My earliest wish as a boy was to hold the hand of the pretty girl who sat three desks in front of me at infants’ school. It was incipient love; the dawning of the desire for union with the female, man’s missing half. At the time of puberty I wasn’t prepared for the sudden inrush of sexual energy and the extraordinary pleasure that was possible through masturbation and sexual fantasy. What could possibly compete with such an intense experience of concentrated delight? The fact that there were consequences to such actions (which would later manifest as problematical circumstances in my life) didn’t occur to me at the time. All that was important was the discovery of something that would offset the harsh realities of the world and didn’t have to be shared or disclosed to another – a recipe, if ever there was, for harbouring negative feelings of shame, guilt and the craving for sexual excitement. It was to be many years later that I realised that there’s nothing wrong with masturbation; it’s the misuse of the psyche through imagination that’s the error. When fantasising and imagination are given up, the desire to masturbate is no longer there.

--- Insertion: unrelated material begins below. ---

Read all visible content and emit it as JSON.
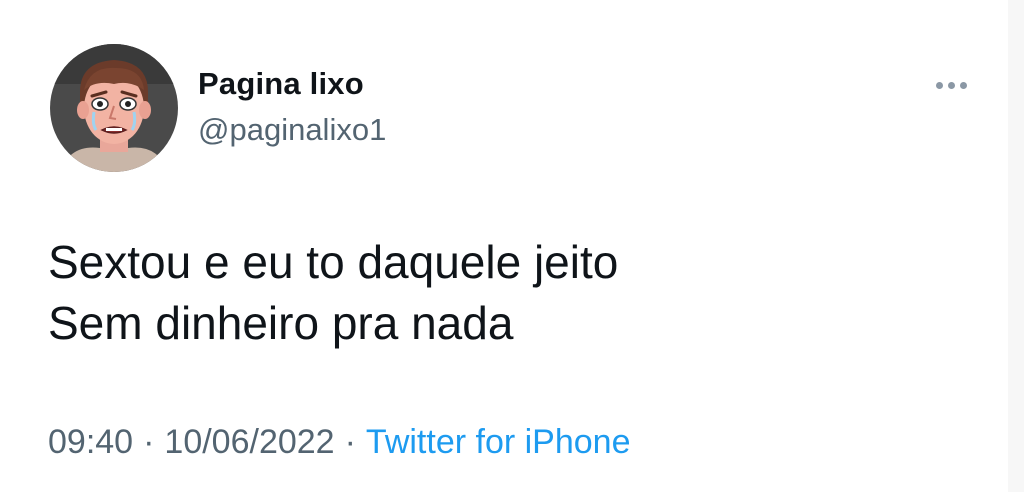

When it came to making love to a real woman for the first time as a young man, the experience, as I recall, was not too awkward. It was the start, however, of a cycle of the highs of excitement and lows of depression that is common practice in normal sexual relationships. For a long time the dominant drive was for sensual pleasure as the blind repetition of sexual experience, regardless of the emotional wreckage left in the wake. Having extended as far out into ignorance and self-satisfaction as was necessary for me, a remarkable thing occurred (and I suspect all men confront this sooner or later when they reach a crisis point, or are confronted with the awful truth of their sexual self). This was the realisation of shame. At this level of shame there is a wretched sense of having profaned love and having disabused the female principle through self-gratification and sexual wanting. For me it was the trigger point that instigated an injection of new energy and the inspiration to make amends through making a stand for love.
As a general rule, man approaches love in the same way that he plunders the natural resources of the world. He is sexually driven to compete with others and take by force whatever he can get away with – so long as he can deflect any scrutiny of his motives and dishonesty to love. With sexual cunning man plunders woman’s virtue, usually through skilful manipulation of his economic superiority and by a sexual trade-off that attaches them both to an emotional compromise in the partnership. Man is attached to his emotional pain and utilises sexual energy as a palliative to assuage the force of his sexual drive. Just like the experience of the boy at puberty, the adult experience of lovemaking is self-gratification and personal pleasure.
To me, the transformation of sex into love is the ultimate discipline and challenge in the spiritual life. It is through grace that I have been given the opportunity to discover a greater purpose in the love between man and woman. The simplicity of two bodies making love in the absence of sexual wanting is such a radical departure from the accepted way of things. Sexual maturity and wisdom in love has been well and truly buried under the global sexual possession that is the dominant influence behind today’s cultural and political trends.
For a man to truly love a woman, he must be willing to interrupt the usual momentum of his daily activities. He must learn to pause to enable his senses to become attuned to beauty in all its manifestations. For man, the female emits a psychic fragrance that is like no other in existence. She is the rose, the flower from whose bouquet he receives the most exquisite perfume that permeates the depths of his psyche. To inhale her hair and skin, and to develop a fineness of touch in his hands, communicates a tenderness that only man can give to his beloved. A man loves a woman with his whole body, which becomes in time an extension of his love even when holding hands. To woman he emanates a similar spiritual fragrance of masculine authority which, in their union of love, symbolises the procreative nature of the earth and the all-embracing power of the cosmos.
To conclude: here’s an incident that happened one day around 1985 while I was walking in Knightsbridge, London, where I lived at the time. As I passed a lady in the street, her silk scarf flew into the roadside on a sudden gust of wind. Leaping into the road with no concern for life or limb, I gathered it up and presented it back to her. She was beautiful; she gave me a glorious smile and said, “You are my Knight.” And in that moment I was complete and fulfilled. This was romance and it wasn’t just something that happens in movies or fairy tales! And then she was gone as though nothing had happened. But something had happened: I was changed. The spiritual principle behind the appearance of all women on earth is the female mystery that man yearns to love and serve. She waits to be reached by he who is worthy; but she can only come where nothing meets nothing, and what remains is love.